Qui eût cru que le jeune président aux vues libérales qu’on prétendait
si « modernes » aurait tant à apprendre de son prédécesseur du
XXe siècle, Jacques Chirac, au bilan pourtant justement
décrié ? On a déjà dit dans ces colonnes, au moment de l’embrasement qui a
suivi la mort de Nahel à Nanterre, combien Emmanuel Macron aurait bien
fait d’imiter le vainqueur de Jean-Marie Le Pen en 2002.
Le chef de l’État aurait dû faire siens certains propos de Jacques Chirac
lors des émeutes urbaines de 2005, assurant les enfants des quartiers
populaires qu’ils étaient « les filles et les fils de la
République ». Il s’en est montré incapable, laissant la droite
attiser la haine contre les jeunes des cités ouvrières désignés
comme de « faux Français », à exclure en raison de
leurs origines supposées.
La loi immigration portée par Gérald Darmanin creuse le même sillon du
soupçon et du tri entre les résidents sur le sol national, allant jusqu’à
dénier la qualité de Français à des enfants nés en France. Après le
vote du texte dans des conditions indignes, où tout principe a été abandonné
pour un accord en commission mixte paritaire qui fait le lit des idées xénophobes,
le président de la République pourrait retrouver le chemin de l’honneur et de
la concorde en renonçant à appliquer sa loi.
Le précédent du contrat première embauche (CPE), en 2006, montre que
c’est possible.
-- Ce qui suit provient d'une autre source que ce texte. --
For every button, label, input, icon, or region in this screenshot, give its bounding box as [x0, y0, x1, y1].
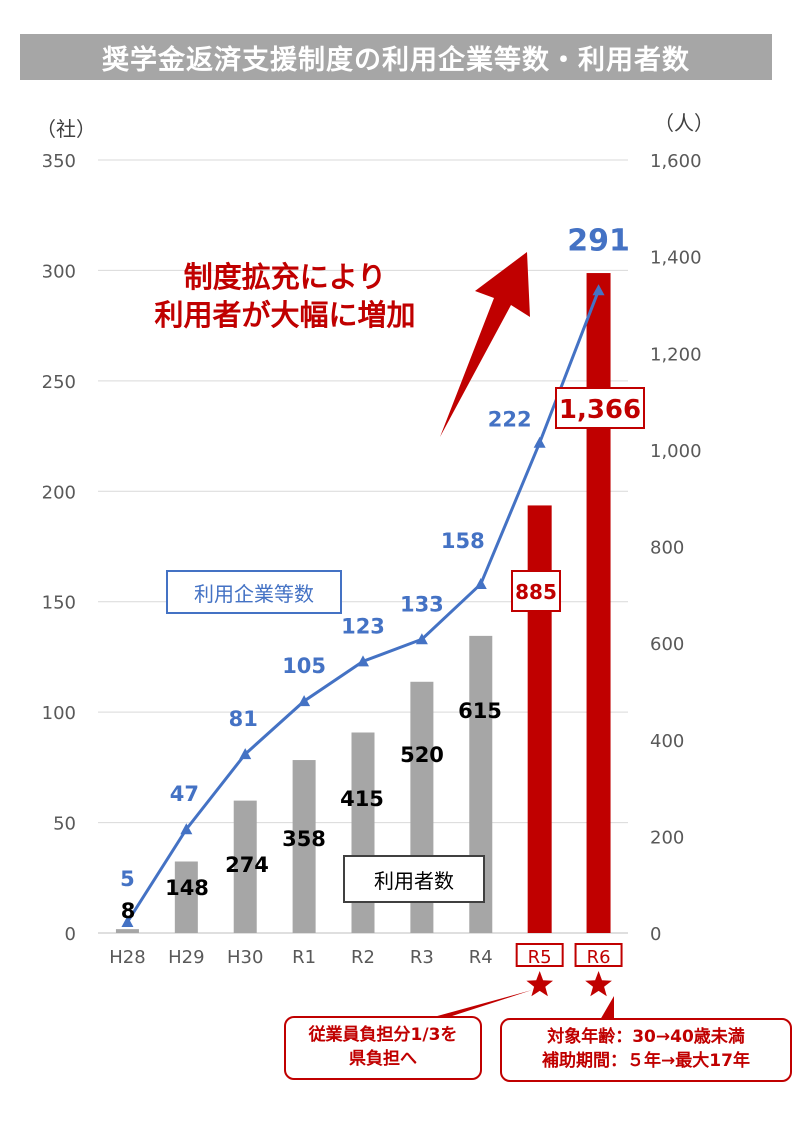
- left-tick-label: 300: [42, 261, 76, 282]
- x-tick-label: R2: [351, 947, 375, 968]
- left-tick-label: 150: [42, 593, 76, 614]
- user-value-label: 274: [225, 853, 269, 877]
- left-axis-unit: （社）: [36, 117, 96, 141]
- right-tick-label: 200: [650, 827, 684, 848]
- increase-arrow-icon: [440, 252, 530, 437]
- bar-users: [292, 760, 316, 933]
- user-value-box-r5: [511, 570, 561, 612]
- x-tick-label: H29: [168, 947, 204, 968]
- callout-r6-line-1: 対象年齢：30→40歳未満: [547, 1027, 745, 1047]
- user-value-label: 8: [121, 899, 136, 923]
- marker-triangle-icon: [357, 655, 369, 667]
- user-value-box-r6: [555, 387, 645, 429]
- x-tick-label: R6: [587, 947, 611, 968]
- callout-r6: 対象年齢：30→40歳未満 補助期間：５年→最大17年: [500, 1018, 792, 1082]
- callout-r5-line-1: 従業員負担分1/3を: [308, 1025, 458, 1045]
- x-tick-label: R3: [410, 947, 434, 968]
- company-value-label: 158: [441, 529, 485, 553]
- annotation-text: 制度拡充により 利用者が大幅に増加: [120, 258, 450, 334]
- company-value-label: 133: [400, 592, 444, 616]
- company-value-label: 291: [567, 223, 630, 258]
- bar-users: [233, 800, 257, 933]
- bar-users: [586, 273, 611, 933]
- callout-pointer-r6: [600, 996, 614, 1020]
- company-value-label: 123: [341, 614, 385, 638]
- company-value-label: 5: [120, 867, 135, 891]
- left-tick-label: 0: [65, 924, 76, 945]
- user-value-label: 520: [400, 743, 444, 767]
- x-tick-label: R5: [528, 947, 552, 968]
- left-tick-label: 350: [42, 151, 76, 172]
- callout-r5: 従業員負担分1/3を 県負担へ: [284, 1016, 482, 1080]
- legend-users: 利用者数: [343, 855, 485, 903]
- marker-triangle-icon: [121, 915, 134, 927]
- right-tick-label: 1,000: [650, 441, 702, 462]
- company-value-label: 105: [282, 654, 326, 678]
- company-value-label: 47: [170, 782, 199, 806]
- annotation-line-2: 利用者が大幅に増加: [154, 298, 416, 332]
- callout-r6-line-2: 補助期間：５年→最大17年: [542, 1051, 750, 1071]
- right-tick-label: 600: [650, 634, 684, 655]
- marker-triangle-icon: [180, 823, 193, 835]
- bar-users: [527, 505, 552, 933]
- bar-users: [174, 861, 198, 933]
- chart-title: 奨学金返済支援制度の利用企業等数・利用者数: [20, 34, 772, 80]
- left-tick-label: 50: [53, 814, 76, 835]
- legend-companies: 利用企業等数: [166, 570, 342, 614]
- user-value-label: 358: [282, 827, 326, 851]
- marker-triangle-icon: [298, 695, 311, 707]
- user-value-label: 615: [458, 699, 502, 723]
- star-icon: [585, 971, 612, 997]
- marker-triangle-icon: [239, 748, 252, 760]
- x-tick-label: H30: [227, 947, 263, 968]
- company-value-label: 81: [229, 707, 258, 731]
- category-box: [574, 943, 623, 967]
- company-value-label: 222: [488, 408, 532, 432]
- x-tick-label: R1: [292, 947, 316, 968]
- left-tick-label: 200: [42, 482, 76, 503]
- user-value-label-r6: 1,366: [559, 395, 641, 425]
- right-tick-label: 1,600: [650, 151, 702, 172]
- star-icon: [526, 971, 553, 997]
- category-box: [515, 943, 564, 967]
- annotation-line-1: 制度拡充により: [183, 260, 387, 294]
- x-tick-label: R4: [469, 947, 493, 968]
- user-value-label: 148: [165, 876, 209, 900]
- right-axis-unit: （人）: [654, 111, 714, 135]
- left-tick-label: 100: [42, 703, 76, 724]
- marker-triangle-icon: [592, 284, 605, 296]
- callout-pointer-r5: [430, 990, 532, 1018]
- marker-triangle-icon: [415, 633, 428, 645]
- user-value-label-r5: 885: [515, 580, 557, 604]
- left-tick-label: 250: [42, 372, 76, 393]
- bar-users: [115, 929, 139, 933]
- user-value-label: 415: [340, 787, 384, 811]
- right-tick-label: 1,400: [650, 248, 702, 269]
- right-tick-label: 400: [650, 731, 684, 752]
- x-tick-label: H28: [109, 947, 145, 968]
- marker-triangle-icon: [474, 578, 487, 590]
- right-tick-label: 0: [650, 924, 661, 945]
- callout-r5-line-2: 県負担へ: [349, 1049, 417, 1069]
- right-tick-label: 1,200: [650, 344, 702, 365]
- marker-triangle-icon: [533, 436, 546, 448]
- right-tick-label: 800: [650, 538, 684, 559]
Pour sortir du bras de fer qui l’opposait à une large part du
pays emmenée par la jeunesse, Jacques Chirac avait décidé, après
avoir forcé l’adoption de sa mesure au Parlement, de renoncer à son entrée
en vigueur.
Au lieu de s’en inspirer, le président campe sur la certitude que les
Français soutiennent ses recettes dictées par la droite et l’extrême
droite. C’est pourtant pour y résister qu’ils l’ont élu, comme le rappellent
les signataires chaque heure plus nombreux de notre appel à ne pas promulguer
cette loi liberticide, tandis que des collectivités annoncent ouvertement
qu’elles ne l’appliqueront pas. Sauf à vouloir diviser davantage le pays, le
président de la République doit stopper sa mise en œuvre. À défaut, ce
sera au Conseil constitutionnel de le faire à sa place.